Family coaggregation of attention-deficit/hyperactivity disorder (ADHD), autism spectrum disorder (ASD), bipolar disorder (BD), major depressive disorder (MDD) and schizophrenia have been presented in previous studies. The shared genetic and environmental factors among psychiatric disorders remain elusive.
This nationwide population-based study examined familial coaggregation of major psychiatric disorders in first-degree relatives (FDRs) of individuals with ASD. Taiwan's National Health Insurance Research Database was used to identify 26 667 individuals with ASD and 67 998 FDRs of individuals with ASD. The cohort was matched in 1:4 ratio to 271 992 controls. The relative risks (RRs) and 95% confidence intervals (CI) of ADHD, ASD, BD, MDD and schizophrenia were assessed among FDRs of individuals with ASD and ASD with intellectual disability (ASD-ID).

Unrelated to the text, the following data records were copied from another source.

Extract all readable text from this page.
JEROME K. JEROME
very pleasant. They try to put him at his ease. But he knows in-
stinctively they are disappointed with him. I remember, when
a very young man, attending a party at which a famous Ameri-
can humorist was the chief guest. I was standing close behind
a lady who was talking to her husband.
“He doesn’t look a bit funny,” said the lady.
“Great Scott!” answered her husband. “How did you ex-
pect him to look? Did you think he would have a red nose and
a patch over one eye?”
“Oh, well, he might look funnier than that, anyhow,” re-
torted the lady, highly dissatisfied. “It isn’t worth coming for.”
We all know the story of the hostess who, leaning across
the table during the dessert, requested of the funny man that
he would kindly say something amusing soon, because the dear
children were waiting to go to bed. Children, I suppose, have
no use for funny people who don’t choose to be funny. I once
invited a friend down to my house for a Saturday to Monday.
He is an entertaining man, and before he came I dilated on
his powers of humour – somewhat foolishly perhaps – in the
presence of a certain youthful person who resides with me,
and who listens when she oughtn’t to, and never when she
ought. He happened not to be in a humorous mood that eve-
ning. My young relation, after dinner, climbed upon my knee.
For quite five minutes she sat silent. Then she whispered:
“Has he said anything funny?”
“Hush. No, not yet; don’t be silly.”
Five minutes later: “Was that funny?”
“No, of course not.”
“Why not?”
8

FDRs of individuals with ASD have higher RRs of major psychiatric disorders compared with controls: ASD 17.46 (CI 15.50–19.67), ADHD 3.94 (CI 3.72–4.17), schizophrenia 3.05 (CI 2.74–3.40), BD 2.22 (CI 1.98–2.48) and MDD 1.88 (CI 1.76–2.00). Higher RRs of schizophrenia (4.47, CI 3.95–5.06) and ASD (18.54, CI 16.18–21.23) were observed in FDRs of individuals with both ASD-ID, compared with ASD only.
The risk for major psychiatric disorders was consistently elevated across all types of FDRs of individuals with ASD. FDRs of individuals with ASD-ID are at further higher risk for ASD and schizophrenia. Our results provide leads for future investigation of shared etiologic pathways of ASD, ID and major psychiatric disorders and highlight the importance of mental health care delivered to at-risk families for early diagnoses and interventions.